I have given examples of tests that formal verification is incapable of modeling, and examples of tests that complement formal verification process by creating a short that falsifies false theorems instead of trying to prove them in vain. The synergy between testing and formal verification doesn't end here, I am a firm supporter of Verification-Guided Development (VGD), which in addition to leveraging this synergy, solves the problem of proof assistants being too slow. In verification guided development, we implement two versions of the same system, one is the simpler to reason, verified version, the other is the complex, production one. We then test the property that the production system conforms to the reference implementation that is verified by running them with the same inputs and asserting that the result is the same every single time. VGD lifts the proof to the production implementation from the slower one implemented in the proof assistant by leveraging differential random testing, which allows for building a best-of-both-worlds system that is both correct and fast. Below is an image taken from the paper that (as far as I know) introduced the notion of VGD, explaining their workflow.

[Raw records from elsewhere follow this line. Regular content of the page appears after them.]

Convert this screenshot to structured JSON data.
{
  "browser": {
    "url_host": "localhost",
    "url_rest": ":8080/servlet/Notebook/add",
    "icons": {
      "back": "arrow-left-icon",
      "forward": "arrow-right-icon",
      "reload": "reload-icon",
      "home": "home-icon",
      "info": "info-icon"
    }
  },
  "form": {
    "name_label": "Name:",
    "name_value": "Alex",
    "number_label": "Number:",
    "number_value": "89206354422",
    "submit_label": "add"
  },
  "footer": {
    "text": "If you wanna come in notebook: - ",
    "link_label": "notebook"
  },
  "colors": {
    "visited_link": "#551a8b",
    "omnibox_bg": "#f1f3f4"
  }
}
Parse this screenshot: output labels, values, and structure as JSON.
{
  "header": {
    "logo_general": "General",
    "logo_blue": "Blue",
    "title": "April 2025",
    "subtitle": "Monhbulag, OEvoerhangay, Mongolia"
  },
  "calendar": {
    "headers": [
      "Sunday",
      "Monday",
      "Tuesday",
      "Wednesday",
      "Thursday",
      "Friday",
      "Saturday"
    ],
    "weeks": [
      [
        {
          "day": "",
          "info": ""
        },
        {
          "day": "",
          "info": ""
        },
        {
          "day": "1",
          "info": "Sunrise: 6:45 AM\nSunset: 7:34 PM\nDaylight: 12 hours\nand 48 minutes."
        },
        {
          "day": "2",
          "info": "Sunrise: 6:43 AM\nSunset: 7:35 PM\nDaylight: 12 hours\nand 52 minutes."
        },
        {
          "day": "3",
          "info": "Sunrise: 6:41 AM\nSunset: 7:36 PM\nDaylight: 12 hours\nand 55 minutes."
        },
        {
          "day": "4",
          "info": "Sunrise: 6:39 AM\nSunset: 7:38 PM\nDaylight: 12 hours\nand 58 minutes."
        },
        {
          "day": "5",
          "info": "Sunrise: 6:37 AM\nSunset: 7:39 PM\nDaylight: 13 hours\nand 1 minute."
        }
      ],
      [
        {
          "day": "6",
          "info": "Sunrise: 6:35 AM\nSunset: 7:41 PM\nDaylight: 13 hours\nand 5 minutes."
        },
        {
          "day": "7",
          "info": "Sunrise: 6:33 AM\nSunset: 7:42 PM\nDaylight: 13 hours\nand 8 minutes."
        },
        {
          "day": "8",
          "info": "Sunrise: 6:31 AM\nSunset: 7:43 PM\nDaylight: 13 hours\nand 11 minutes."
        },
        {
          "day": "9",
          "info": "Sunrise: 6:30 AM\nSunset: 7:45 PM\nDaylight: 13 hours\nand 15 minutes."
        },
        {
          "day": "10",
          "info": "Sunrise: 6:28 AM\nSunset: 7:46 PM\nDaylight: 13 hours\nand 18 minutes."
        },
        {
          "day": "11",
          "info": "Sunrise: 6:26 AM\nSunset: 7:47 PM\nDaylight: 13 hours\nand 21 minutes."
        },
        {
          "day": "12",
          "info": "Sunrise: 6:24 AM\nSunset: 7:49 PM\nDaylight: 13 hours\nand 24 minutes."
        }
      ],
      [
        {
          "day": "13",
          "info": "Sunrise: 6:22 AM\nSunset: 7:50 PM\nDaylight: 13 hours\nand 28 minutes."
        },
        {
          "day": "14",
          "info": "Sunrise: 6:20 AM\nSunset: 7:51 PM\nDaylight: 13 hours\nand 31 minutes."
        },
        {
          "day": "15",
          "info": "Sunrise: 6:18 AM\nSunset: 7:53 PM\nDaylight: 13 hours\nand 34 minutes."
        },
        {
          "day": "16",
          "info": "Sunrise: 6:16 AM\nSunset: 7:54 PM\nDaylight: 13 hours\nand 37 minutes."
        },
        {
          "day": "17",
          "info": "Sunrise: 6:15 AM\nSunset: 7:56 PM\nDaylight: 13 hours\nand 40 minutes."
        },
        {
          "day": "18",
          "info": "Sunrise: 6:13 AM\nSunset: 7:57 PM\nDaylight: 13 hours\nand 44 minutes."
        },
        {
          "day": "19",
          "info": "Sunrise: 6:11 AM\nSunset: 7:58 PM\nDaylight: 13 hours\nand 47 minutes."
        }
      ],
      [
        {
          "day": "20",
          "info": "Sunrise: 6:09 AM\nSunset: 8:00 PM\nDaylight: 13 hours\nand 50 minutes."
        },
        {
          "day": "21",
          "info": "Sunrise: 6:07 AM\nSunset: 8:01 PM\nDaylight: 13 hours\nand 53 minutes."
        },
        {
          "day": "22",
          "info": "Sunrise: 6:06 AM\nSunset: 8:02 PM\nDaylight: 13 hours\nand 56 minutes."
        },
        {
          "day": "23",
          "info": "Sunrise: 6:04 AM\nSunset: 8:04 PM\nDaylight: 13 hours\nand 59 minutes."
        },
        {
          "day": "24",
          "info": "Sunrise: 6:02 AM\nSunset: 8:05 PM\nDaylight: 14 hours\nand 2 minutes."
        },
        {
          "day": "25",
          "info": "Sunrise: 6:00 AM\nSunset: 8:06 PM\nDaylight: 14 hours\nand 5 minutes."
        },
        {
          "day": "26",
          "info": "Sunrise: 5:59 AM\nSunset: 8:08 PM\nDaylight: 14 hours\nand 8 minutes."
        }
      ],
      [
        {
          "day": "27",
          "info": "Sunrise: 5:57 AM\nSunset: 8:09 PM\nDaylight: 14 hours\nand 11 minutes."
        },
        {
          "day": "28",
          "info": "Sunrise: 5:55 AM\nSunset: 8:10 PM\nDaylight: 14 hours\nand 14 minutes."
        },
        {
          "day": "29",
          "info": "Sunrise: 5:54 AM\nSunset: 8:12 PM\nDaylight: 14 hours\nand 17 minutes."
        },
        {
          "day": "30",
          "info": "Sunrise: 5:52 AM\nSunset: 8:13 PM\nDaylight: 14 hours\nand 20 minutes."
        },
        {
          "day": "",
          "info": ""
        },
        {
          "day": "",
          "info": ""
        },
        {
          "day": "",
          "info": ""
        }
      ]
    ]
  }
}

VGD doesn't solve all the issues I mention in the rest of the post, but it removes the slowness out of the mix. As we have a production implementation ready to be tested thoroughly, we can make all kinds of measurements that fall out of the purview of verification, but into the realm of testing. It levels the playing field between the verified realm of computing and the unverified one, reducing the downsides of the verification leveraging testing.

I would like to state it once more for everyone:

I see the appeal, I like the idea, I trust the researchers building these systems, but I don't love the overarching promises. This blog post is my attempt at building a reasonable middle ground by laying out the goods, and the bads, and make my closing remarks by reiterating the position of testing in this space, and in the future.

I believe random testing plays as important of a role as formal verification in the future of software engineering. We will not have magically formally verified systems in many domains, but as autoformalization tools get better, we will have many, many more formal specifications. Random testing benefits from these formal specifications in different ways than formal verification, but both have their places. Proof systems will be incomplete without the accompanying testing tools, and the testing tools will be incomplete without proofs of correctness, it is only possible via some combination of verification and testing that we can achieve our ideals of the future of software engineering, live in a world where bugs are considered anomalies instead of the norm, where correctness is a virtue, and the bugs in our systems are as old and as forgotten as the diseases we learned to cure and put away.